Xieng Khouang’s Buddhist Temples & Shrines
Walk an easy trail to Vat Phiawat’s distinguished sitting Buddha that survived Indochinese War bombings. Built in 1576, That Foun is said to cover Buddha’s ashes brought from India. Nong Tang Lake opens the door to the Tham Pha (Buddha Cave) underground maze.
According to the “Muang Phuan Chronicles”, the Tai Lue migrated to the area of Khoun District 1,500 years ago. They established a small kingdom, Muang Phuan, in the 13th century. Over the subsequent 200 years, Muang Phuan evolved into a centre for Buddhist art and distinct temple architecture. French historian Paul Le Boulanger, author of “Histoire du Laos Français” (1931), described the “opulence of the sixty-two pagodas and their stupas. Khoun Town, south of Phonsavanh, was heavily bombed during the Indochina War, but some of the sacred shrines still hold their ground, as they have for hundreds of years.
That Chompeth: For more than 500 years, That Chompeth Stupa has overlooked Khoun Town and the Nam Ngiap River valley from its shrubby hilltop perch. Time has taken its aesthetic toll on the ancient monument, but it remains solid under a carpet of vegetation. A diamond once topped the sacred stupa, but is long gone, possibly pilfered by Haw invaders during an 1874 raid.
Location: Turn left off the Phonsavanh Route at the east end of town. The turnoff to That Chomphet is 200 metres on the left before the intersection.
That Foun Stupa: Built in 1576, around the same time as Vientiane’s That Luang, That Foun stands alone on a knoll scathed only by time. Believers say That Foun covers Buddha’s ashes brought from India. A tunnel through the base presents visitors with a cool channel to examine the inner construction of precisely placed bricks.
Location: That Foun is about 200 metres before That Competh on the same road.
Vat Phiawat: Admire this massive Buddha prominently sitting amid the bombed out remains of its 400-year-old temple. A short trail leads from the main road on the eastern edge to Vat Phiawat’s distinguished and sizeable sitting Buddha that surprisingly survived the bombing relatively intact. Unfortunately, the air raids reduced the surrounding temple to a handful of brick columns and a portion of a wall.
Location: The trail to Vat Phiavat starts at the eastern end of town at the intersection with the Nam Ngiap River Road.
Buddhist Treasures at Nong Tang
Place Nong Tang on your must-see list, as the town on Route 7 and its immediate environs present the ruins of ancient Buddhist temples, a cave complex housing hundreds of Buddha images, and a peaceful lake with soaring limestone karsts as a backdrop.
Before the Indochina War, Muang Sui Town, now called Nong Tang, sat quietly near a lake.

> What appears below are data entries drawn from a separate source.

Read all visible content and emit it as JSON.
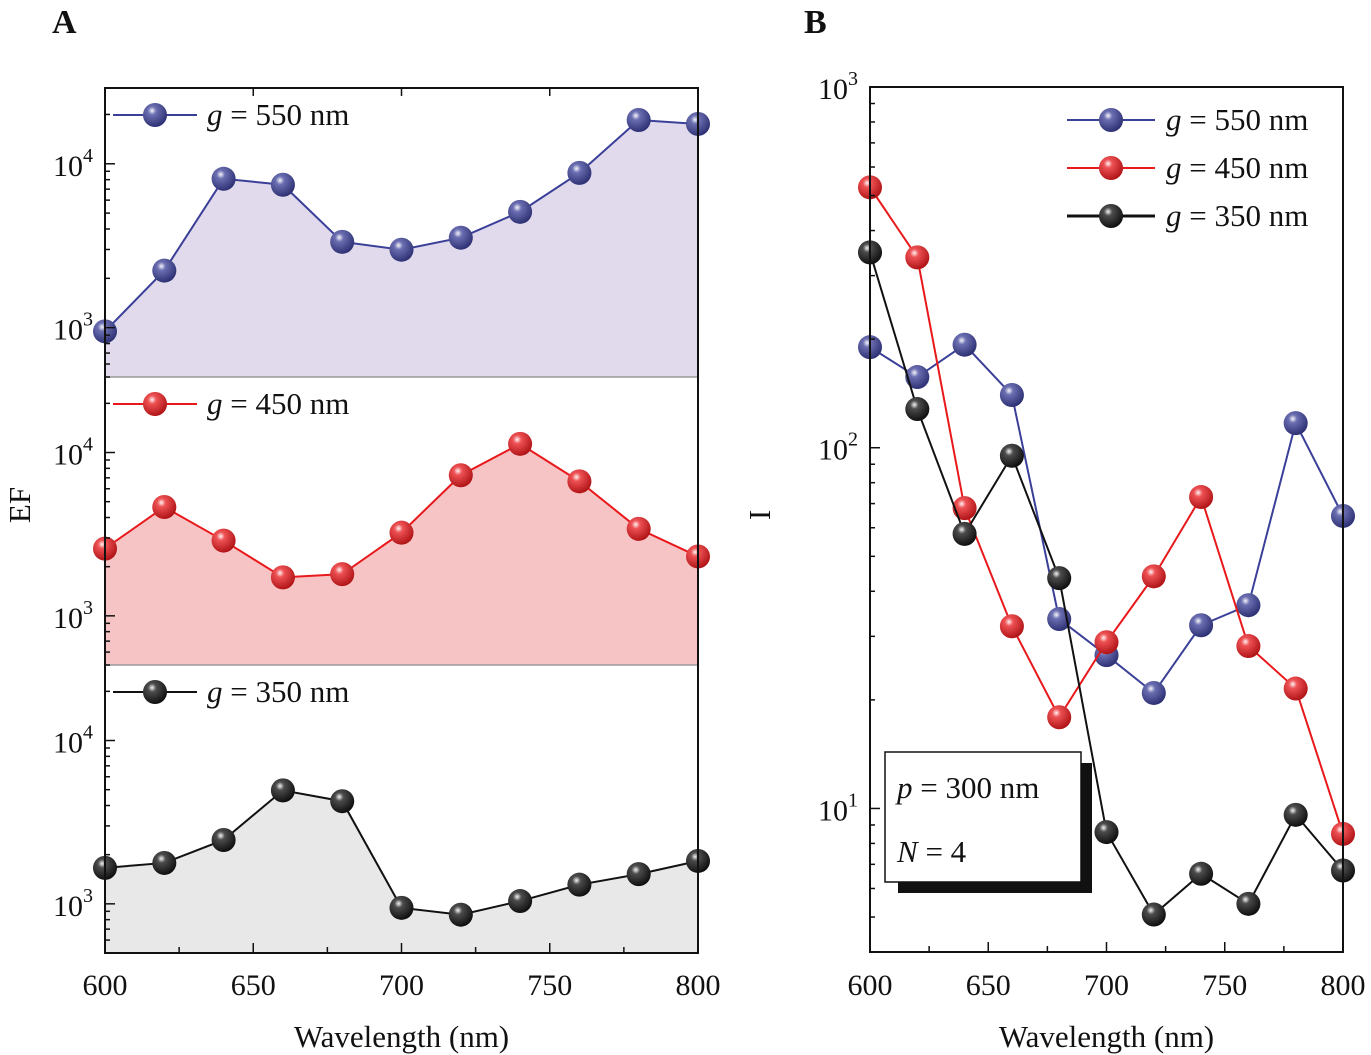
{
  "chart_data": [
    {
      "panel_label": "A",
      "type": "area",
      "ylabel": "EF",
      "xlabel": "Wavelength (nm)",
      "xlim": [
        600,
        800
      ],
      "xticks": [
        600,
        650,
        700,
        750,
        800
      ],
      "yscale": "log",
      "ylim": [
        500,
        29000
      ],
      "ytick_labels": [
        {
          "base": "10",
          "exp": "3",
          "value": 1000
        },
        {
          "base": "10",
          "exp": "4",
          "value": 10000
        }
      ],
      "x": [
        600,
        620,
        640,
        660,
        680,
        700,
        720,
        740,
        760,
        780,
        800
      ],
      "subplots": [
        {
          "name": "g = 550 nm",
          "gvar": "g",
          "rest": " = 550 nm",
          "color": "#3a3f98",
          "fill": "#e1d9ec",
          "values": [
            950,
            2230,
            8100,
            7450,
            3340,
            2990,
            3540,
            5090,
            8800,
            18500,
            17500
          ]
        },
        {
          "name": "g = 450 nm",
          "gvar": "g",
          "rest": " = 450 nm",
          "color": "#e8181b",
          "fill": "#f7c4c6",
          "values": [
            2580,
            4640,
            2890,
            1720,
            1800,
            3230,
            7260,
            11300,
            6660,
            3410,
            2310
          ]
        },
        {
          "name": "g = 350 nm",
          "gvar": "g",
          "rest": " = 350 nm",
          "color": "#111111",
          "fill": "#e8e8e8",
          "values": [
            1660,
            1780,
            2460,
            4950,
            4250,
            945,
            858,
            1040,
            1310,
            1520,
            1830
          ]
        }
      ],
      "grid": false
    },
    {
      "panel_label": "B",
      "type": "line",
      "ylabel": "I",
      "xlabel": "Wavelength (nm)",
      "xlim": [
        600,
        800
      ],
      "xticks": [
        600,
        650,
        700,
        750,
        800
      ],
      "yscale": "log",
      "ylim": [
        4,
        1000
      ],
      "ytick_labels": [
        {
          "base": "10",
          "exp": "1",
          "value": 10
        },
        {
          "base": "10",
          "exp": "2",
          "value": 100
        },
        {
          "base": "10",
          "exp": "3",
          "value": 1000
        }
      ],
      "x": [
        600,
        620,
        640,
        660,
        680,
        700,
        720,
        740,
        760,
        780,
        800
      ],
      "series": [
        {
          "name": "g = 550 nm",
          "gvar": "g",
          "rest": " = 550 nm",
          "color": "#3a3f98",
          "values": [
            190,
            157,
            193,
            140,
            33.5,
            26.6,
            20.9,
            32.2,
            36.6,
            117,
            64.7
          ]
        },
        {
          "name": "g = 450 nm",
          "gvar": "g",
          "rest": " = 450 nm",
          "color": "#e8181b",
          "values": [
            527,
            337,
            68,
            32,
            17.9,
            28.9,
            44,
            73,
            28.2,
            21.5,
            8.5
          ]
        },
        {
          "name": "g = 350 nm",
          "gvar": "g",
          "rest": " = 350 nm",
          "color": "#111111",
          "values": [
            348,
            128,
            57.7,
            95,
            43.5,
            8.6,
            5.08,
            6.59,
            5.44,
            9.6,
            6.73
          ]
        }
      ],
      "legend": "top-right",
      "annotation": {
        "line1_var": "p",
        "line1_rest": " = 300 nm",
        "line2_var": "N",
        "line2_rest": " = 4"
      },
      "grid": false
    }
  ]
}
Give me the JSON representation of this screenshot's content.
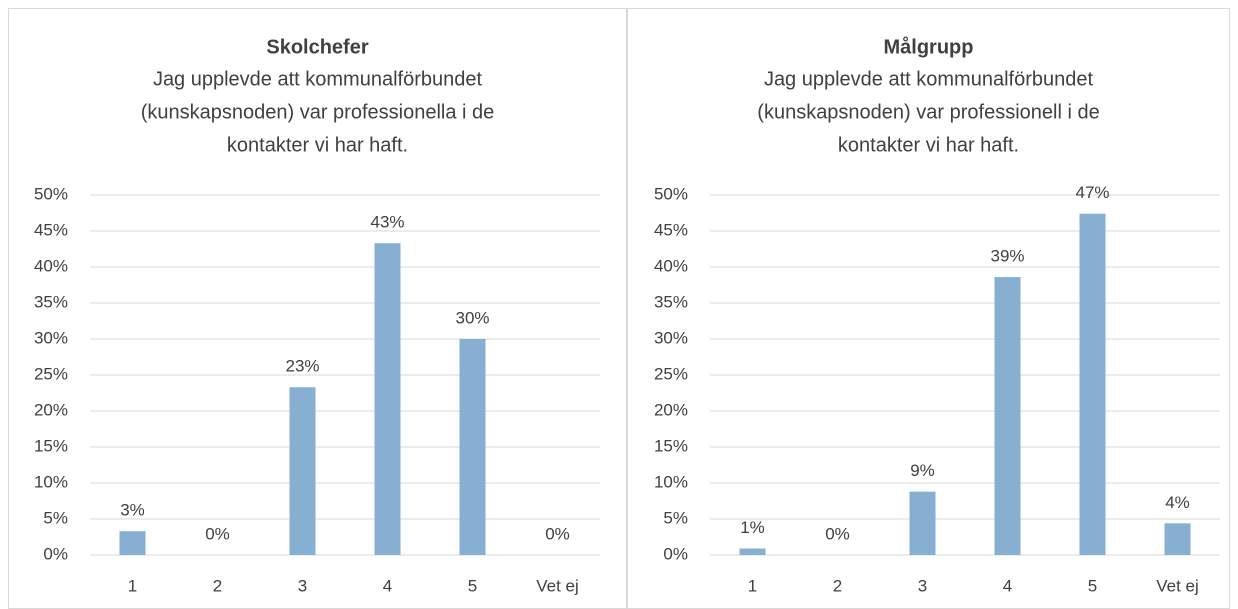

Beautiful Buddhist temples and shrines, some dating to the 14th century, stood alongside French buildings, but today, only the ruins of Vat Mixay, Vat Ban Ang, and Ban Mong Stupa remain.
These are well-worth a visit before embarking on short journey to the Tham Pha (Buddha Cave) underground maze. A large sitting Buddha, alleged to be 1,200 years old, greets visitors inside the entrance, before the amply-lit cave expands into a limestone labyrinth. Follow the web of rocky walkways that lead to chambers holding stashes of Buddha figurines still hiding from 19th-century Haw bandits.
Location: From Phonsavanh, follow Route 7 west for 48 km to Nong Tang Town and its lake. To reach the caves, pass the lake, turn left at the “Buddha Cave” sign and follow a 3-km paved road.